L'Associazione birmana dei mass media (BMA) ha sollecitato
il primo ministro, il generale Khin. Nyunt, a garantire i
visti ai giornalisti birmani e agli stranieri che ne abbiano
fatto richiesta. La BMA ha inoltre fatto appello al primo
ministro affinché sia istituito un ufficio stampa collegato
a livello internazionale e ha chiesto che siano liberati
tutti i giornalisti ad oggi imprigionati. L'organizzazione
ha fatto appello al capo del governo militare di rilasciare
Ne Min, un ex collaboratore della BBC condannato a 15 anni
di carcere.
L'avvocato Ne Min, 55 anni, lavorava con la BBC negli anni
Ottanta.
Dopo essere stato nuovamente arrestato in febbraio, il 7
maggio è stato condannato da una corte speciale all'interno
della prigione di Insein. In passato Ne Min ha già scontato
otto anni di carcere per "la diffusione di notizie false e
tendenziose".
Il giornalista è considerato dai colleghi birmani come un
professionista di grande esperienza.
Ne Min è stato accusato dai servizi segreti militari di aver
passato informazioni ad organizzazioni straniere incluse
alcune emittenti televisive.
Altre quattro persone, compreso Nyan Htun Linn, uno studente
militante ed ex manager dell'ufficio del sito web
www.amyinthit.com - che si occupa di informazione con sede
in Tailandia sono state condannate a lunghe pene
detentive. Nyan Htun Linn è stato condannato a 22 anni di
carcere per aver diffuso un comunicato, nel quale si
criticavano le procedure seguite per istituire la
Convenzione Nazionale.
Decine di media stranieri inclusa l'Agenzia France Presse,
"Voice of America" e la BBC World Service per i notiziari in
lingua inglese e in birmano, hanno richiesto i visti per
accedere alla convenzione senza ricevere risposta dalle
autorità birmane. Di contro, ad un giornalista straniero
residente a Bangkok è stato dato il permesso per raggiungere
Rangoon.
Il Congresso nazionale del 17 Maggio a Nyaunghnapin, a circa
40 Km a nord di Rangoon, si è svolto in un forte in cui
numerose fonti hanno confermato l'assenza di qualsiasi rete
di copertura per la telefonia mobile all'interno
dell'edificio, situato nei pressi di una base militare. Per
i giornalisti era pressochè impossibile incontrare le
centinaia di delegati che partecipavanoi alla Convenzione.
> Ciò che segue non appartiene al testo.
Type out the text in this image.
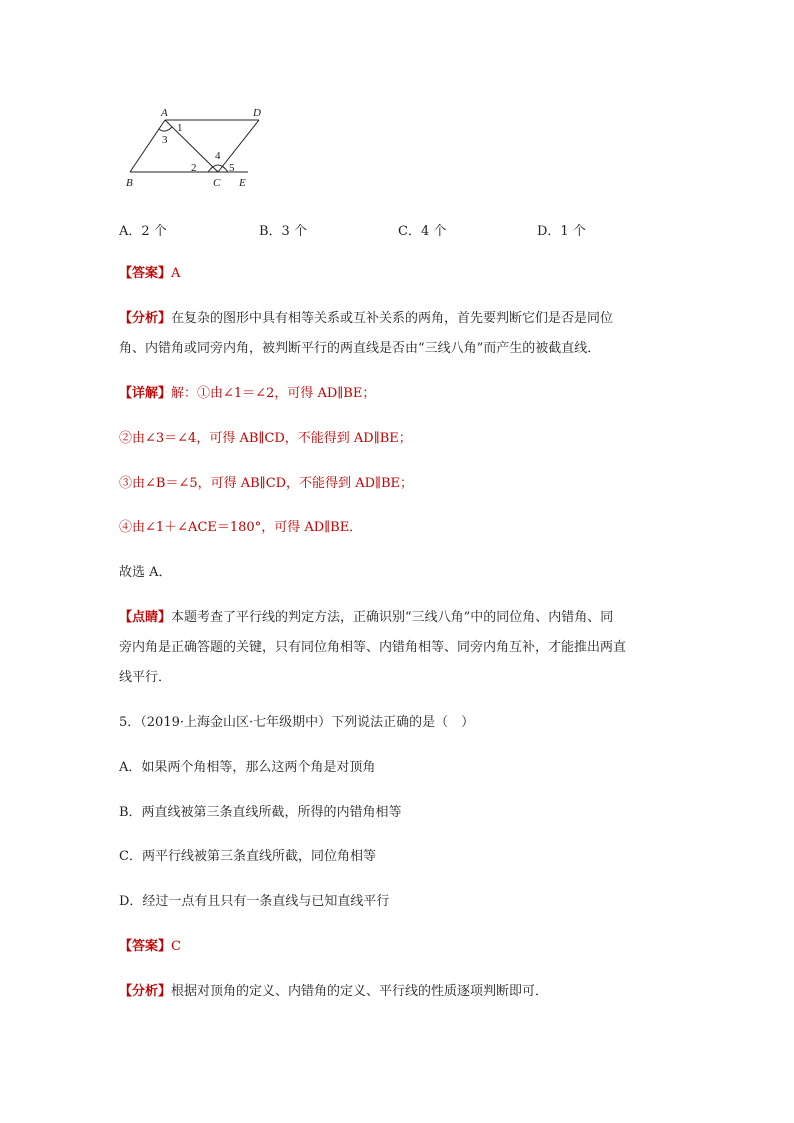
A	D
B	C E
1
2
3
4
5
A．2 个	B．3 个	C．4 个	D．1 个
【答案】A
【分析】在复杂的图形中具有相等关系或互补关系的两角，首先要判断它们是否是同位
角、内错角或同旁内角，被判断平行的两直线是否由“三线八角”而产生的被截直线．
【详解】解：①由∠1＝∠2，可得 AD∥BE；
②由∠3＝∠4，可得 AB∥CD，不能得到 AD∥BE；
③由∠B＝∠5，可得 AB∥CD，不能得到 AD∥BE；
④由∠1＋∠ACE＝180°，可得 AD∥BE．
故选 A．
【点睛】本题考查了平行线的判定方法，正确识别“三线八角”中的同位角、内错角、同
旁内角是正确答题的关键，只有同位角相等、内错角相等、同旁内角互补，才能推出两直
线平行．
5．（2019·上海金山区·七年级期中）下列说法正确的是（　）
A．如果两个角相等，那么这两个角是对顶角
B．两直线被第三条直线所截，所得的内错角相等
C．两平行线被第三条直线所截，同位角相等
D．经过一点有且只有一条直线与已知直线平行
【答案】C
【分析】根据对顶角的定义、内错角的定义、平行线的性质逐项判断即可．
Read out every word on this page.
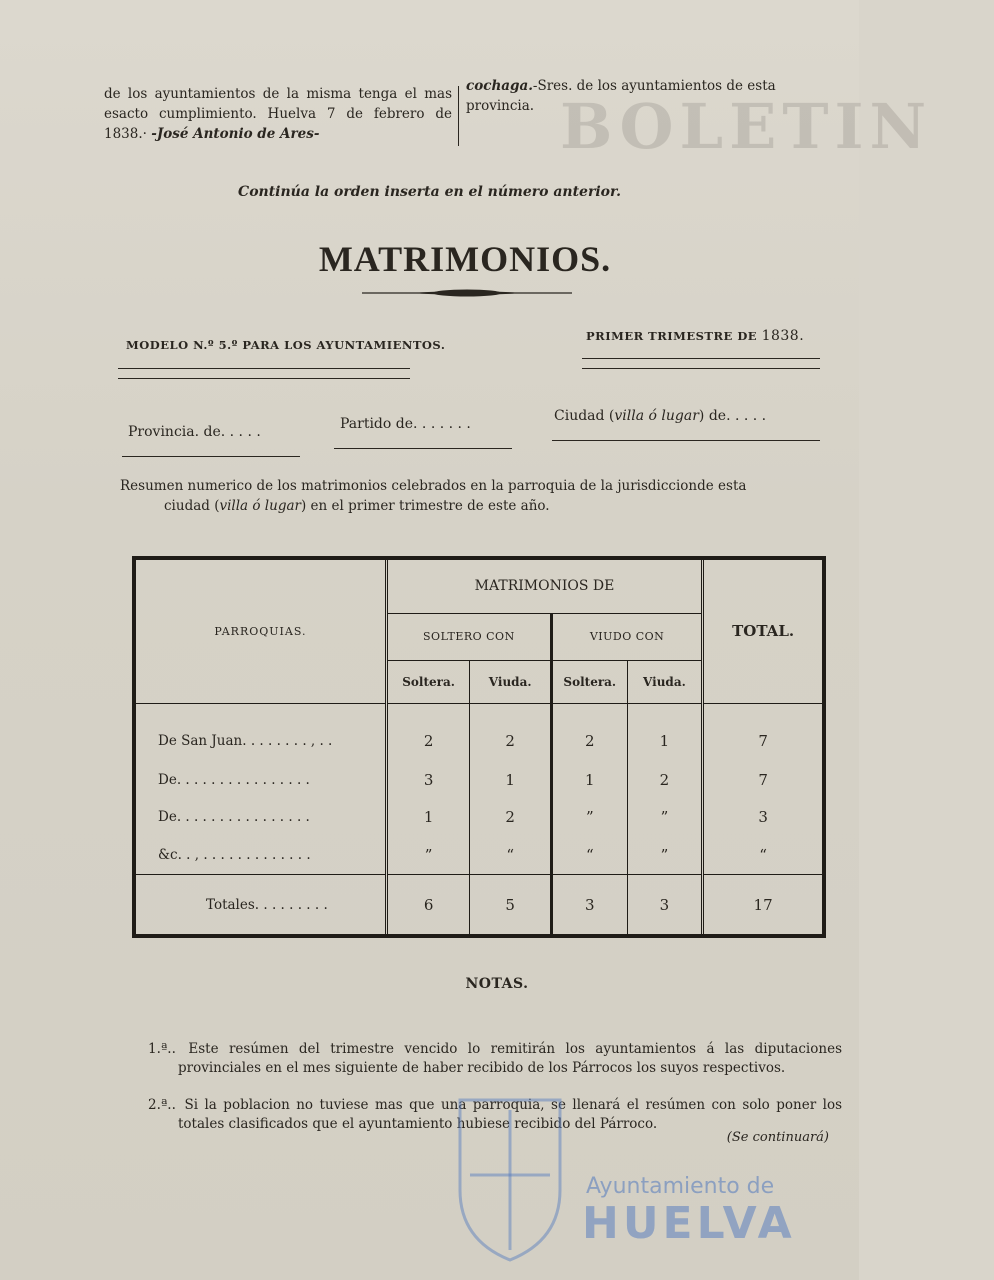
BOLETIN
de los ayuntamientos de la misma tenga el mas esacto cumplimiento. Huelva 7 de febrero de 1838.· -José Antonio de Ares-
cochaga.-Sres. de los ayuntamientos de esta provincia.
Continúa la orden inserta en el número anterior.
MATRIMONIOS.
MODELO N.º 5.º PARA LOS AYUNTAMIENTOS.
PRIMER TRIMESTRE DE 1838.
Provincia. de. . . . .	Partido de. . . . . . .	Ciudad (villa ó lugar) de. . . . .
Resumen numerico de los matrimonios celebrados en la parroquia de la jurisdiccionde esta
ciudad (villa ó lugar) en el primer trimestre de este año.
PARROQUIAS.	MATRIMONIOS DE				TOTAL.
	SOLTERO CON		VIUDO CON		
	Soltera.	Viuda.	Soltera.	Viuda.	
De San Juan. . . . . . . . , . .	2	2	2	1	7
De. . . . . . . . . . . . . . . .	3	1	1	2	7
De. . . . . . . . . . . . . . . .	1	2	”	”	3
&c. . , . . . . . . . . . . . . .	”	“	“	”	“
Totales. . . . . . . . .	6	5	3	3	17
NOTAS.
1.ª.. Este resúmen del trimestre vencido lo remitirán los ayuntamientos á las diputaciones provinciales en el mes siguiente de haber recibido de los Párrocos los suyos respectivos.
2.ª.. Si la poblacion no tuviese mas que una parroquia, se llenará el resúmen con solo poner los totales clasificados que el ayuntamiento hubiese recibido del Párroco.
(Se continuará)
Ayuntamiento de
HUELVA
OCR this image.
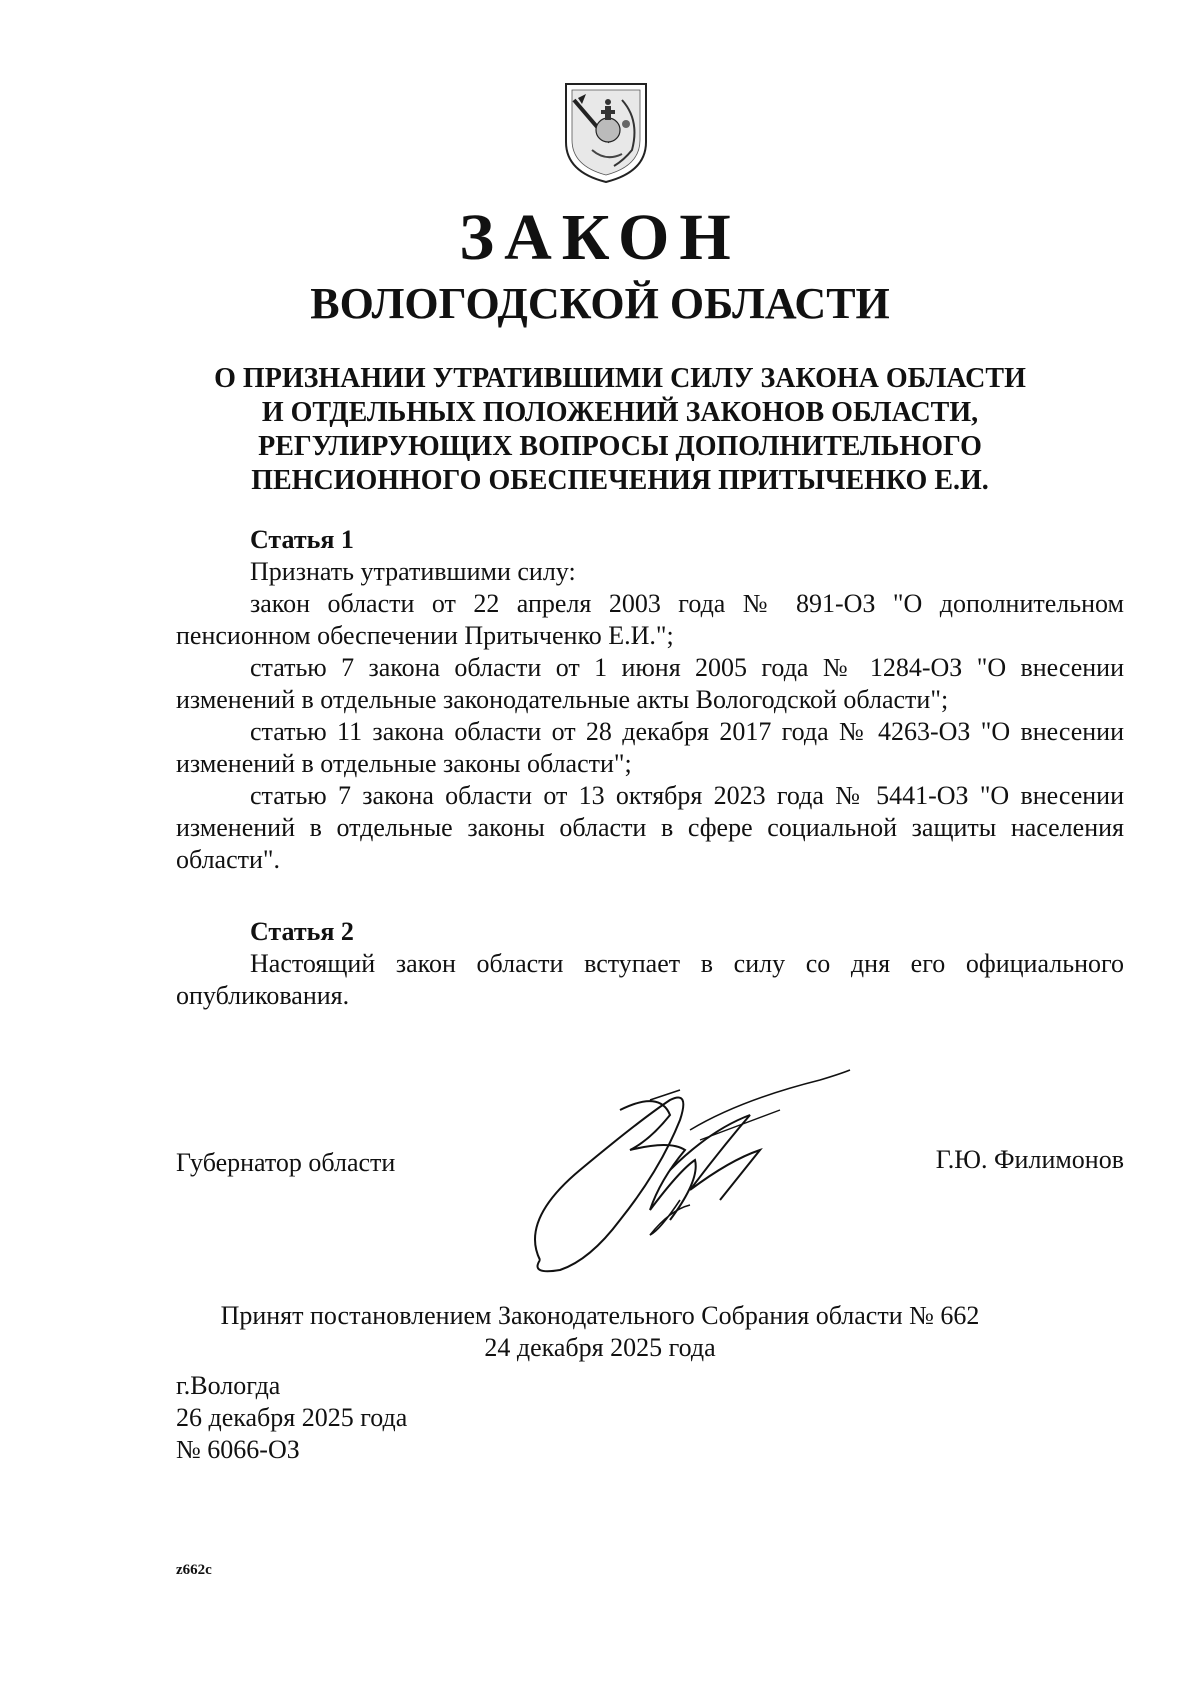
ЗАКОН
ВОЛОГОДСКОЙ ОБЛАСТИ
О ПРИЗНАНИИ УТРАТИВШИМИ СИЛУ ЗАКОНА ОБЛАСТИ
И ОТДЕЛЬНЫХ ПОЛОЖЕНИЙ ЗАКОНОВ ОБЛАСТИ,
РЕГУЛИРУЮЩИХ ВОПРОСЫ ДОПОЛНИТЕЛЬНОГО
ПЕНСИОННОГО ОБЕСПЕЧЕНИЯ ПРИТЫЧЕНКО Е.И.
Статья 1
Признать утратившими силу:
закон области от 22 апреля 2003 года № 891-ОЗ "О дополнительном пенсионном обеспечении Притыченко Е.И.";
статью 7 закона области от 1 июня 2005 года № 1284-ОЗ "О внесении изменений в отдельные законодательные акты Вологодской области";
статью 11 закона области от 28 декабря 2017 года № 4263-ОЗ "О внесении изменений в отдельные законы области";
статью 7 закона области от 13 октября 2023 года № 5441-ОЗ "О внесении изменений в отдельные законы области в сфере социальной защиты населения области".
Статья 2
Настоящий закон области вступает в силу со дня его официального опубликования.
Губернатор области	Г.Ю. Филимонов
Принят постановлением Законодательного Собрания области № 662
24 декабря 2025 года
г.Вологда
26 декабря 2025 года
№ 6066-ОЗ
z662c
Tutti i delegati rischiano dai 5 ai 20 anni di carcere
soltanto se "diffonderanno" un comunicato non autorizzato
dal comitato dei lavori della convenzione, controllato dalle
autorità.
Nel 1996 un delegato della Lega Nazionale per la Democrazia
(NLD) è stato condannato a 20 anni di carcere per aver
consegnato ad un giornalista un documento non approvato dal
comitato.
Inoltre, la censura preventiva è applicata anche per le
pubblicazioni private, con il divieto di scrivere
liberamente riguardo ai lavori preparatori della Convenzione
e sulle opinioni della NLD.
Il leader del partito dell' NLD, Aung San Suu Kyi, rimane
tuttora agli arresti.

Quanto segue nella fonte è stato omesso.